Hope that makes sense.

John Forney

donframbach
11-19-2000, 10:48 PM
John,

Thanks John. That makes a whole lot of sense. Can I buy "lock tite" somewhere?


Don

bill.young
11-20-2000, 08:06 AM
Don,

You should be able to get it at any auto parts store. It comes in a small squeeze bottle; buy the smallest one you can because you only use a drop at a time. Just back out the setscrew, put a drop of loc-tite on the threads, then tighten the setscrew back up.

Loc-tite is available in at least two formulations. The regular is all I ever use, but they make a permanent version that is supposed to be almost impossible to remove without heat, etc.
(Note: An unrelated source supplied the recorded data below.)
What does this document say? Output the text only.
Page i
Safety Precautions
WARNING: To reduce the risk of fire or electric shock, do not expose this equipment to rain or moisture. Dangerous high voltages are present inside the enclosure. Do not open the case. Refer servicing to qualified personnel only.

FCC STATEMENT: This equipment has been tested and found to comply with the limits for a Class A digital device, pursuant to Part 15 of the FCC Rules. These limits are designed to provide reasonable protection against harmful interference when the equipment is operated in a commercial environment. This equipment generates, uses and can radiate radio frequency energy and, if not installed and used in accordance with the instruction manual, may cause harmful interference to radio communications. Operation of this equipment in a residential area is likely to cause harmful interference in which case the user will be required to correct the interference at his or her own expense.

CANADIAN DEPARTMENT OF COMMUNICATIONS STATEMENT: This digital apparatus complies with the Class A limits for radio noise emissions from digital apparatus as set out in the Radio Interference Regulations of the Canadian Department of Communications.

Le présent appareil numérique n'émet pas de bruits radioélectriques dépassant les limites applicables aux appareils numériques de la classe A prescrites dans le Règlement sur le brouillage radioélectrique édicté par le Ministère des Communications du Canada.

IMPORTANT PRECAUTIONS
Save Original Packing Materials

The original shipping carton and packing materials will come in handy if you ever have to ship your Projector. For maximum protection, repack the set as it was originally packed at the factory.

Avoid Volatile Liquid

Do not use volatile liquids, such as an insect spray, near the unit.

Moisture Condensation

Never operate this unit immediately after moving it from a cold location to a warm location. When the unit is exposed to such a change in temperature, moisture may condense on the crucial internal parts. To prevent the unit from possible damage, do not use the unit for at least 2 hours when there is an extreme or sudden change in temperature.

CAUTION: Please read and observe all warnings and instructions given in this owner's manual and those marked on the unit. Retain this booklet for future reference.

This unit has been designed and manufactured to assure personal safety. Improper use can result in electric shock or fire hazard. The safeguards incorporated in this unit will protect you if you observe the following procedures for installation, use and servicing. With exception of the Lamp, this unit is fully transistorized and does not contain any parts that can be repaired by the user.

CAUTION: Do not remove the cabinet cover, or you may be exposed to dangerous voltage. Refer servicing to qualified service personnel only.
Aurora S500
My suggestion would be to use the regular stuff; I think it will be more than strong enough for what you want to do.

Bill

donframbach
11-20-2000, 02:23 PM
Thanks Bill

gdorrington@iafrica.com
11-24-2000, 05:12 AM
I am a little bushed after arriving back from Germany this morning, and glad to see that the problem was found.

The trick for tightening setscrews onto a shaft flat, is to make sure that the screw centerline is perfectly perpendicular to the flat. In practice this means that you first tighten the screw gently against the flat and then feel if you can "rock" the gear to a loose position. Tighten a little more and again feel for a loose spot. Final tighten only when you are sure that the setscrew is in the middle of the flat.